Throughout the book, Stephen moves around many schools, and is always alienated. At first, he longs for his family and feels like an outcast, isolated from his peers at school. Stephen' s sensitive nature and isolation from others is evident as he wallows in the unfairness and troubles he finds in various situations. Here, we first see Stephen beginning to develop some individuality when he decides to stand up for himself and speak to the schoolmaster when unfairness occurs. Rewarded for his bravery, Stephen begins to find more of a place among his peers, yet it is still awkward and difficult.
Constantly, we see Stephen trying to fit himself in places where he doesn't naturally fit. School is an excellent example of this. Sometimes his essays contain too much "heresy" for a Catholic school -teacher's liking, so they try to discourage and confine Stephen's true self. Often there are bullies which only elevate Stephen's fear to be himself, like the time when some bullies try to make him say one poet is better than another. Repressed by these forces, Stephen is very unhappy and confused.
In church, Stephen struggles to adapt himself to the moral rigors and rules of the Catholic faith. He in essence tries to purge himself of sin at one point after an incident with a prostitute and the sermons of a priest basically scare him into confession and piety. As he tries to deny his natural side but it is to no avail.
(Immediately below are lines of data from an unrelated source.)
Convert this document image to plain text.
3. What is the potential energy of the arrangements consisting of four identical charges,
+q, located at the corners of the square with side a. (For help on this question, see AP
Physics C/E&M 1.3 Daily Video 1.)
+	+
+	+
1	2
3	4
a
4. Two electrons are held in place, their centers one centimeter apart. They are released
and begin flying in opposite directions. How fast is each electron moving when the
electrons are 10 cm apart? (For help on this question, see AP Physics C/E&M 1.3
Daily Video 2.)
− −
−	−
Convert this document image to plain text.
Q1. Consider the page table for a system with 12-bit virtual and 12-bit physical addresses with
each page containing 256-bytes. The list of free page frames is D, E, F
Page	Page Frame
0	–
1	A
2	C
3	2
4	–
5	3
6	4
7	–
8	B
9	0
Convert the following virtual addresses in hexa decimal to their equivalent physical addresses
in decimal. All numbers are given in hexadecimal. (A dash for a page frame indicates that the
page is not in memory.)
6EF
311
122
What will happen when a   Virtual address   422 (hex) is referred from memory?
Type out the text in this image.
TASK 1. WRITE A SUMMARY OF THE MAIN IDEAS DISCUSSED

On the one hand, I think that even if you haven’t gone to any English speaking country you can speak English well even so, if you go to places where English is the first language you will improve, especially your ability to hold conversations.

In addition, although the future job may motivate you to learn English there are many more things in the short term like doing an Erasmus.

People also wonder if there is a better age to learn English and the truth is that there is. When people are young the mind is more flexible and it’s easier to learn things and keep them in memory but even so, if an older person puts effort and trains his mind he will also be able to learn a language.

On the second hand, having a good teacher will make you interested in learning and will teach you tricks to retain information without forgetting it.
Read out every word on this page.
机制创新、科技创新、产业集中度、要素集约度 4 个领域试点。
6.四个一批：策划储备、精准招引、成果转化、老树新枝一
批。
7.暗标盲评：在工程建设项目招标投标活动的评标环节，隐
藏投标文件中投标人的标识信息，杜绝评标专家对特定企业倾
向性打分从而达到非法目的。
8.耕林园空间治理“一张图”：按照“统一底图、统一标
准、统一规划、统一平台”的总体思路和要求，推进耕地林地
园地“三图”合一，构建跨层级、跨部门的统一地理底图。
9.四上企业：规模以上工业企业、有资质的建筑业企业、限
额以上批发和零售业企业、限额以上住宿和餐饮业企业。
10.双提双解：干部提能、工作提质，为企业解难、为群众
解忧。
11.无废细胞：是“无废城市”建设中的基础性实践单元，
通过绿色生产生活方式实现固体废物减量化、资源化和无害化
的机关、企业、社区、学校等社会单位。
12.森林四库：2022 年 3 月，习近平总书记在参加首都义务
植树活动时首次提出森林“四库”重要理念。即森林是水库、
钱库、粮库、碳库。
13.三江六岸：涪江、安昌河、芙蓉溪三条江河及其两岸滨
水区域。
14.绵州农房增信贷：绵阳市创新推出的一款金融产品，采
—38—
Stephen's plight is like that of a fish and a bird in love and the relationship just not being able to work. Stephen's body is like the fish and his soul is the bird. In the book, Stephen's soul tries to survive in the water, but he's drowning and unhappy. The end solution turns out to be the fish/ body of Stephen in essence growing it's own wings to be able to dwell in happiness with his soul.
Stephen has to make the choice to either give up his soul and individuality to adapt to society and the restraints of his family, country, and church or "to live, toe err, to fall, to triumph, to recreate life out of life." (Pg., 123). Obviously, by the end of the book, Stephen had "recreated" his life in a way that he could be free and happy. His newly created wings take him away from the country that tries to tie him down with patriotism, the family that drags him down with their unintelligent spending of money and rules, and the church with it's monopolizing power and foreboding echoes of damnation.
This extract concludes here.